The minimum width in relativistic quantum mechanics

TL;DR

This paper refutes the long-held belief that relativistic quantum mechanics imposes a minimum localization width near the Compton wavelength, demonstrating that arbitrarily small widths are possible and addressing misconceptions about localization measures.

Contribution

It clarifies the correct relativistic position amplitude, shows Lorentz contraction allows smaller widths, and constructs amplitudes with widths below the supposed minimum, challenging prior assumptions.

Findings

Relativistic position amplitude becomes a delta function for localized states.

Lorentz contraction permits wavepacket widths to be arbitrarily small.

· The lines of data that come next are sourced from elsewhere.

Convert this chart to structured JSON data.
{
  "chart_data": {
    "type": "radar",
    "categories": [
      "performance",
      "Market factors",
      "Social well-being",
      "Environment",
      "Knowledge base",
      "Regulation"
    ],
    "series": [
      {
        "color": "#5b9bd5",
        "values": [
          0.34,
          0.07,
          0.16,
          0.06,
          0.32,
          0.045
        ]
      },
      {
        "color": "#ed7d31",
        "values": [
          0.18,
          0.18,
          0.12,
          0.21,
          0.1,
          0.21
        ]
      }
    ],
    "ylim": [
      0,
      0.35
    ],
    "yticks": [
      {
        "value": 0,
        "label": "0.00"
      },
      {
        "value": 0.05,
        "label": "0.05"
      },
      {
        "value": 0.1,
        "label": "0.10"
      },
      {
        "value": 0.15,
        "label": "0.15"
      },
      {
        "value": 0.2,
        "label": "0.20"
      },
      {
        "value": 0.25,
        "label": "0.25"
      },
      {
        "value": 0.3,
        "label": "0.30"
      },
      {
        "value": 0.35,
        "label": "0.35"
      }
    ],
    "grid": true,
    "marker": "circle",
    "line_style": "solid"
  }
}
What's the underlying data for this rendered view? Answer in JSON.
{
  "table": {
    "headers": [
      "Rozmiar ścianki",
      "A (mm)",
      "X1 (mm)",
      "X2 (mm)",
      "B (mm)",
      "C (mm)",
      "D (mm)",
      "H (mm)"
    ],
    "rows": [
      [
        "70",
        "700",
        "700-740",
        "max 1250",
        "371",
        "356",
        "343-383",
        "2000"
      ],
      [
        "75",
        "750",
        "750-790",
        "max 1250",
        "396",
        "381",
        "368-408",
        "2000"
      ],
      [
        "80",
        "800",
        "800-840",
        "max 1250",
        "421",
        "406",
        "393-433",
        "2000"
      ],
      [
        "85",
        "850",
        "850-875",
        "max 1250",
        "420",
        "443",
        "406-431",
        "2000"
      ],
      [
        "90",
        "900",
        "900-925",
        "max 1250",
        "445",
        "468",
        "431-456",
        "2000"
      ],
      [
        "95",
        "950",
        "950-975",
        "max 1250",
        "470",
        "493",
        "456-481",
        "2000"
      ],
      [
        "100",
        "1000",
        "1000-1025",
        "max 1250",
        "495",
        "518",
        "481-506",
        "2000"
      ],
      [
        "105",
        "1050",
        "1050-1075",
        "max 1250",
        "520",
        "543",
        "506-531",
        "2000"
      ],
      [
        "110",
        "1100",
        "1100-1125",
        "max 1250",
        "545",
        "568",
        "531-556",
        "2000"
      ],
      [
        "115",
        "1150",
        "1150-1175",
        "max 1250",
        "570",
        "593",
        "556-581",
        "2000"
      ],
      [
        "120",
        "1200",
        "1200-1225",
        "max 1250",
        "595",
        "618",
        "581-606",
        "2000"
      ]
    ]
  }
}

Constructed scalar amplitudes with widths smaller than the Compton wavelength.

Abstract

We challenge the widespread belief, originated by Newton and Wigner (Rev. Mod. Phys, 21, 400 (1949)) that the incorporation of special relativity into quantum mechanics implies that a massive particle cannot be localized within an arbitrarily small spatial extent, that there is a minimum width approximately equal to the Compton wavelength. Our argument is in four parts. First, the scalar function used by Newton and Wigner as a measure of localization is not a position probability amplitude. The correct relativistic position probability amplitude becomes a delta function for a state vector localized according to the criteria of Newton and Wigner. Second, the possibility of Lorentz contraction as observed from a boosted frame means that the wavepacket width in the boost direction can take arbitrarily small values. Third, we refer to the work of Almeida and Jabs (Am. J. Phys. 52, 921 (1984)) who show that the long time wavepacket spreading rate for relativistic position probability amplitudes is always less than the speed of light no matter how small the initial width of the wavepacket. Lastly, we show that it is a simple matter to construct scalar amplitudes with spatial widths smaller than the supposed minimum.